Government officials have done various cost analyses that show it would be prohibitively expensive and the best approach is to provide coverage for a set number of drugs, such as those used by people with diabetes, the source said. To supply diabetes drugs alone would cost $1-billion annually, the source said.

Although the Liberal minority government is unwilling to sign on to a universal drug program, the source said the confidence-and-supply agreement both parties signed on to remains intact.

The NDP has won major concessions from the government on a range of issues – from anti-scab legislation to dental care – and there is no risk of them pulling the plug on the government before an election is called in 2025, the source said.

One of the stipulations in the original supply-and-confidence agreement penned in March, 2022, between the NDP and the Liberals was for progress on a universal national pharmacare program by “passing a Canada Pharmacare Act by the end of 2023.”

Last month, The Globe reported that the NDP was open to waiving the end of the year deadline on the pharmacare legislation.

NDP Leader Jagmeet Singh has said his party sent back a first version of pharmacare legislation shared by the Liberals. He also said there were discussions under way between the two parties on a second version of the bill.

When asked about progress on pharmacare earlier this week, Health Minister Mark Holland said this was an “extremely complicated space” and that efforts to find areas of common ground take time. He also said markers contained in the supply-and-confidence agreement were guidelines.

Mr. Holland’s office did not provide updated comment from the minister on Thursday.

Eric Hoskins, a former Ontario health minister who chaired a council that called for Ottawa to work with provincial and territorial governments to establish a universal, single-payer, public system of prescription drug coverage in 2019, said in a recent interview it was his preference to see a bill introduced by the end of the year.

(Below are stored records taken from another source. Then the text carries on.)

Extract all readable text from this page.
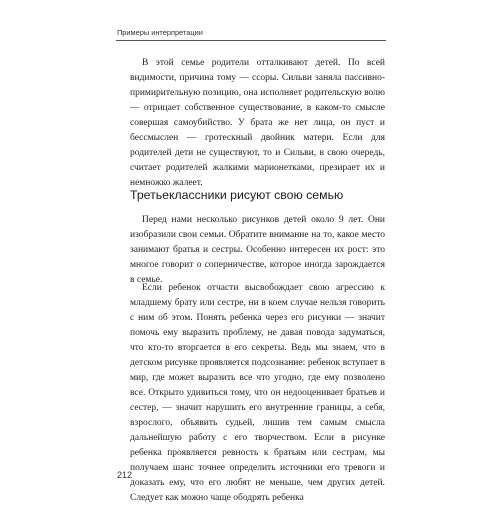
Примеры интерпретации

В этой семье родители отталкивают детей. По всей видимости, причина тому — ссоры. Сильви заняла пассивно-примирительную позицию, она исполняет родительскую волю — отрицает собственное существование, в каком-то смысле совершая самоубийство. У брата же нет лица, он пуст и бессмыслен — гротескный двойник матери. Если для родителей дети не существуют, то и Сильви, в свою очередь, считает родителей жалкими марионетками, презирает их и немножко жалеет.

Третьеклассники рисуют свою семью

Перед нами несколько рисунков детей около 9 лет. Они изобразили свои семьи. Обратите внимание на то, какое место занимают братья и сестры. Особенно интересен их рост: это многое говорит о соперничестве, которое иногда зарождается в семье.

Если ребенок отчасти высвобождает свою агрессию к младшему брату или сестре, ни в коем случае нельзя говорить с ним об этом. Понять ребенка через его рисунки — значит помочь ему выразить проблему, не давая повода задуматься, что кто-то вторгается в его секреты. Ведь мы знаем, что в детском рисунке проявляется подсознание: ребенок вступает в мир, где может выразить все что угодно, где ему позволено все. Открыто удивиться тому, что он недооценивает братьев и сестер, — значит нарушить его внутренние границы, а себя, взрослого, объявить судьей, лишив тем самым смысла дальнейшую работу с его творчеством. Если в рисунке ребенка проявляется ревность к братьям или сестрам, мы получаем шанс точнее определить источники его тревоги и доказать ему, что его любят не меньше, чем других детей. Следует как можно чаще ободрять ребенка

212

He said, however, that during his conversations with both the Liberals and the NDP, he stressed it is most important to get legislation right.

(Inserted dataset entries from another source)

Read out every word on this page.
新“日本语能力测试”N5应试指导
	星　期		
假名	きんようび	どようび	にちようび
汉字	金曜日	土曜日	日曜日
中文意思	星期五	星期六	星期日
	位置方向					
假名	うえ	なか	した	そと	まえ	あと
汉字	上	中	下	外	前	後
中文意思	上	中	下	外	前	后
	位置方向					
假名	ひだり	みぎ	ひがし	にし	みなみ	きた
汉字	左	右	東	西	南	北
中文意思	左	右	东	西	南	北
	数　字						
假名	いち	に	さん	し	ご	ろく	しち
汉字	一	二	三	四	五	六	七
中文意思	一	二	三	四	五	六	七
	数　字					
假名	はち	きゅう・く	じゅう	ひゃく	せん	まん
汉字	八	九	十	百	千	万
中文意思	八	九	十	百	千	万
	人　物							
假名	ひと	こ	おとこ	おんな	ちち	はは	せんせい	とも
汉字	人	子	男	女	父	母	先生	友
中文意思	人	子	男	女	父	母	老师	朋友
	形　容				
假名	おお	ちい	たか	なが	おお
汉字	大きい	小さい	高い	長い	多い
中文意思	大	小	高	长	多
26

“It’s important that there be agreement and that both sides, both parties, be satisfied with the content of the legislation,” he said. “And if that pushes it a little into 2024, I think it’s in Canada’s best interest for us to give that time to get it right.”

Dr. Hoskins said the present moment offers the “best chance” on pharmacare and warned an opportunity like this may not come again or “certainly not for a long time.”

His advisory council’s report calls on the federal government to pay for the incremental cost of implementing national pharmacare, estimating that it would cost $3.5-billion to launch the program with universal coverage for essential medicines.

The report estimated as the national formulary grows to cover a comprehensive list of medications, the annual cost would reach $15.3-billion.

“The council recognizes the very significant fiscal implications of this investment,” the report said.